Ini adalah kontribusi yang dibuat Hassan Al-Banna ketika dia mendirikan Ikhwanul Muslimin pada 1928 dan memberikan perwujudan organisasi pada ide-ide fundamentalis dan totaliter yang tidak memiliki penyesalan tentang menumpahkan darah di jalan menuju pemenuhan.

Inti dari ideologi dan praktik Ikhwanul Muslimin adalah posisi kekuatan atau kelemahan organisasi yang relatif dalam perjalanan menuju "pemberdayaan", sebuah konsep yang memiliki pengaruh langsung pada keseimbangan politik dan militer kekuasaan di negara dan masyarakat.
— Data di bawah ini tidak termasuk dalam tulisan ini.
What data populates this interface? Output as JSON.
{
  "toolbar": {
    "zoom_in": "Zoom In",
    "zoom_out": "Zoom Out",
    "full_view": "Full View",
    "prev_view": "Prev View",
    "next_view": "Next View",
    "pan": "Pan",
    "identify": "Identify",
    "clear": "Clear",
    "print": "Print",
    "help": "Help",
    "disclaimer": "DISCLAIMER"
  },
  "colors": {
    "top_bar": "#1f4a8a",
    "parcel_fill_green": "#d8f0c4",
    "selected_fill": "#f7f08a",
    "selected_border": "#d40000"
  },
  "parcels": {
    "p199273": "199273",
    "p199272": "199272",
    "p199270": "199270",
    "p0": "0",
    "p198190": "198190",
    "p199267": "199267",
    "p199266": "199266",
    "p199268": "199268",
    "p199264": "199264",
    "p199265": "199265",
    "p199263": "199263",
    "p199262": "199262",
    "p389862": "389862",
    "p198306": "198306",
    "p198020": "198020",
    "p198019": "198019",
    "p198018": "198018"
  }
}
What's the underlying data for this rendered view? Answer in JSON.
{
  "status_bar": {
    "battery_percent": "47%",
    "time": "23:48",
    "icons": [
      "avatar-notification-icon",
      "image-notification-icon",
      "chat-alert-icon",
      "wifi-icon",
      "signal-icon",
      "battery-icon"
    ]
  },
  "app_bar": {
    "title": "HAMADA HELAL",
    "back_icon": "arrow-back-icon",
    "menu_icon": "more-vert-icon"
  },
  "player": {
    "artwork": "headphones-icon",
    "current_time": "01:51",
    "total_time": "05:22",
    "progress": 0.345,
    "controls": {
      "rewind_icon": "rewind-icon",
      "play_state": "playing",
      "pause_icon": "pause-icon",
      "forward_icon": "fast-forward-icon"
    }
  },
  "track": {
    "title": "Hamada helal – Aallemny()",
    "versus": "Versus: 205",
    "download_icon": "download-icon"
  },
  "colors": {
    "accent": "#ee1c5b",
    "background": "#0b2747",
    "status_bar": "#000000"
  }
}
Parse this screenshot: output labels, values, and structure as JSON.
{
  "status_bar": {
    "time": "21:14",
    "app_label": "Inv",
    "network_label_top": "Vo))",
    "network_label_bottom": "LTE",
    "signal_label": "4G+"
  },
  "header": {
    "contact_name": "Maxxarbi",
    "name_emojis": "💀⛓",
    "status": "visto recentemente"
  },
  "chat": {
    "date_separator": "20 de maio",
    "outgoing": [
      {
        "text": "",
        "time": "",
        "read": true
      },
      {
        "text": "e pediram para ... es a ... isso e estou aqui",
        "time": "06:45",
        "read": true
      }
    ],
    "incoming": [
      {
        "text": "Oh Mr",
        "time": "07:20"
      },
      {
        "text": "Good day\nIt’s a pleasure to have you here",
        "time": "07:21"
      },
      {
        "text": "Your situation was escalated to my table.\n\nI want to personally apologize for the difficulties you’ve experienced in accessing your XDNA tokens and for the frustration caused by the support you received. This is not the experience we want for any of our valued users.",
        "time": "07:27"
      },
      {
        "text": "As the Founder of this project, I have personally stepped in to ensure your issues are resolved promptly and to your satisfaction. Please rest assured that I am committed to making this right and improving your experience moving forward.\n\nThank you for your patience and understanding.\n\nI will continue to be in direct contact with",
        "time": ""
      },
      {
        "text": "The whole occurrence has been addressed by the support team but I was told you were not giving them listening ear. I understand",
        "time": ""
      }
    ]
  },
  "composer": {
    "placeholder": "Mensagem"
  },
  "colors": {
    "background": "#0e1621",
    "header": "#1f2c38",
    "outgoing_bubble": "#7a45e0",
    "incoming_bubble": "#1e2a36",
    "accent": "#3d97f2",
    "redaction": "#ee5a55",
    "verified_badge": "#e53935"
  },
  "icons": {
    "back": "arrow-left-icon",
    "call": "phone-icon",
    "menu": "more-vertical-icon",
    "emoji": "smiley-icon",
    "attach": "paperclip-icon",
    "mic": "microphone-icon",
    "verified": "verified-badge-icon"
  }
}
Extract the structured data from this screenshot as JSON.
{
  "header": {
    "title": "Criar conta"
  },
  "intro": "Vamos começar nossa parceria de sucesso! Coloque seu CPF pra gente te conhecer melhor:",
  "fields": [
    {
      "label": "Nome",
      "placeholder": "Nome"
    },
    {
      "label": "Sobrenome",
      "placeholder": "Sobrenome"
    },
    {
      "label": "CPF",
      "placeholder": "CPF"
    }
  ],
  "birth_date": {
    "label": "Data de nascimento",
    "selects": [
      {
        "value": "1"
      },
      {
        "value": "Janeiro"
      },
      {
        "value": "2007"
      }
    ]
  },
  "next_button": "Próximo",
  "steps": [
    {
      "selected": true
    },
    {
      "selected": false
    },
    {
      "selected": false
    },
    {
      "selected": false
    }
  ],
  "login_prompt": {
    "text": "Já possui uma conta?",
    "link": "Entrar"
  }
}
Diterjemahkan ke dalam istilah-istilah praktis, Ikhwanul Muslimin mengembangkan modus operandi yang memungkinkannya mengakomodasi sistem pemerintahan monarki, Nasserist, dan parlementer di Mesir. Pragmatisme ini, pada gilirannya, menimbulkan banyak inkonsistensi. Di satu titik, para ideolog Ikhwanul Muslimin akan mencela demokrasi multipartai karena "memecah belah umat". Selanjutnya mereka akan bersikeras bahwa kotak suara adalah wasit terakhir.

Saat ini, Ikhwanul Muslimin menempatkan dirinya, setidaknya di Barat, sebagai kelompok moderat yang percaya pada persaudaraan umat manusia dan menganut nilai-nilai liberal dan demokratis. Belum lama ini, ketika dirasakan bahwa pemberdayaan berada dalam genggamannya, dia tidak menyesal menggunakan kekerasan dan terorisme untuk mengamankannya.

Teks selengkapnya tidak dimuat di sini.